Whenever a compelling new AI model emerges, I like to put it through its paces. Recently, I’ve been experimenting with the preview of OpenAI o1 (formerly known as Strawberry), an astonishing new LLM that’s capable of solving complex and layered problems, especially in math, science, and coding.
For businesses, o1 model and a slew of others in the works represent a clear opportunity. But they also reflect a less obvious challenge: as LLMs become more sophisticated, they’ll also become quickly commoditized, with not a lot of differentiation between them.
In other words, today’s breakthroughs will become tomorrow’s table stakes. This means companies should focus more on how they integrate these models with their own data and workflows, rather than seeing the models themselves as a unique competitive advantage. Embracing this shift in mindset is the way to ensure your business stays ahead.

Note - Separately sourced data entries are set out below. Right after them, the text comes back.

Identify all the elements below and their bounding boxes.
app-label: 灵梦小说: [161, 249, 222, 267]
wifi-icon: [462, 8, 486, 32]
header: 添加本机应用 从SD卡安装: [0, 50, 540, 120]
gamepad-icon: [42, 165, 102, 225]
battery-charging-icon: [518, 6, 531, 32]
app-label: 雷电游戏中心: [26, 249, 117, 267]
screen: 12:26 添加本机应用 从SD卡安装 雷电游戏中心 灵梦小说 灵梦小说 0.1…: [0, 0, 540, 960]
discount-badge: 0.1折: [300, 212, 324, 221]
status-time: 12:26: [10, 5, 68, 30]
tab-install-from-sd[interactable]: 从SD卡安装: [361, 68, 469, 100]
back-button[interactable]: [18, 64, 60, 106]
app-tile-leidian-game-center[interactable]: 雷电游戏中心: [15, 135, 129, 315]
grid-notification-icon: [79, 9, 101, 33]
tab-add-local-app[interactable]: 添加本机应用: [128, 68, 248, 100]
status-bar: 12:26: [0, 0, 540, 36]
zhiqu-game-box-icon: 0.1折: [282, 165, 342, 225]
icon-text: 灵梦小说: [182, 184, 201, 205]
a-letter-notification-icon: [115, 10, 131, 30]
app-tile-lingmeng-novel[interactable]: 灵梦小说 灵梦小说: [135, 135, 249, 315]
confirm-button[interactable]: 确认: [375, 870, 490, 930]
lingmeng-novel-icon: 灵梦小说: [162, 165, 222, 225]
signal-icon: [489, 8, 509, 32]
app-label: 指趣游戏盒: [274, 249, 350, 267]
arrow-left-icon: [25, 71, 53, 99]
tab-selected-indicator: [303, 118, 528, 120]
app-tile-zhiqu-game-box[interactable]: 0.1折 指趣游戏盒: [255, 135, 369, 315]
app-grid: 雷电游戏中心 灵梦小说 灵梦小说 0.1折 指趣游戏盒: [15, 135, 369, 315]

Decoding the latest advance
We have historically relied on size to improve the capabilities of LLMs—training them on more and more data, a process that is incredibly time- and resource-intensive.
OpenAI o1 introduces an entirely new scaling dimension, one in which a model can become significantly more capable by taking more time to “think” or reason before it responds. That means o1 can tackle problems step by step, much like how a human might approach challenging questions.
Ethan Mollick, professor at the Wharton School at the University of Pennsylvania, tried the o1 preview on a tough segment of a crossword puzzle and it performed quite well (though not flawlessly). Crossword puzzles trip up other LLMs because they can’t perform the iterative thinking that’s required: trying a word, scratching it out when it doesn’t fit, and cross-referencing clues to see how answers might fit together.
People across the business world are already experimenting with how o1 can handle tasks like responding to RFPs or performing risk assessments. It’s clear that we’ll look back and consider o1 to be one of the most pivotal advancements in generative AI.
So if o1 is such a breakthrough, why am I arguing that models will be commoditized? It comes down to competition. With so much energy and opportunity in the AI space, model developers are racing to exceed one another’s advances. We can expect to see more models, from more providers, with more capabilities on par with one another.
Technology and commoditization
Think of another technology that was groundbreaking for its time: the television. Once a rare luxury made by only a few companies, TVs are now produced by many manufacturers, with excellent models widely available. About two decades ago, flat-screen TVs were coveted and expensive. Now it can cost as much to mount a TV on the wall as it does to buy the TV itself, and “flat-screen TV” has become a redundant phrase. We expect LLMs to follow a similar path to commoditization, but at a swifter pace.
What does this mean for businesses? Leaders have to look beyond the LLMs themselves and focus on creating a system around the models that will serve the unique needs of their organizations. Only by understanding AI systems more holistically will they be able to leverage them to innovate, create value, and maintain a competitive edge.
Unlocking the real value of AI for business
LLMs get a lot of attention in the media, but the real value of AI comes from how you steer, ground, and fine-tune these models with your business data and workflow. And those capabilities come from the full system that surrounds the LLM.
Consider the evolution of personal computers. At first the raw power of the CPU was the most critical factor. But as powerful CPUs became commodities, the value of the PC shifted to the overall system—the combination of hardware and software that met your needs. Today, we don’t judge a PC by the power of a single component; it’s the value of the entire package that differentiates one device from another.
The same goes for AI: the system is more powerful than any one part. An LLM on its own, no matter how impressive, won’t deliver truly valuable results until it’s grounded in your company’s specific knowledge. When a system like Copilot can draw from your work data—emails, files, meetings, etc.—it becomes much smarter about your business. The system performs better when you can steer it toward your goals and fine-tune it to adapt to your specific needs. Together, all these elements feed the advanced “thinking” that the LLMs can and will be doing.
Think about how this system would work for, say, a retailer. An LLM on its own can offer general ideas for training new employees for the sales floor. But AI is more powerful if it also knows the specifics of your business. A highly effective AI agent might create and deliver training modules for your new retail employees, with insight into your latest products, up-to-the-minute promotions, and specialized customer service techniques.
Summing it up
LLMs are making incredible progress, and I’m delighted every day by what they can accomplish. But their true potential comes through when they’re applied to your unique business data and workflows. That way, they’ll solve more than puzzles—they’ll help untangle your thorniest business problems and reveal new opportunities for creating value.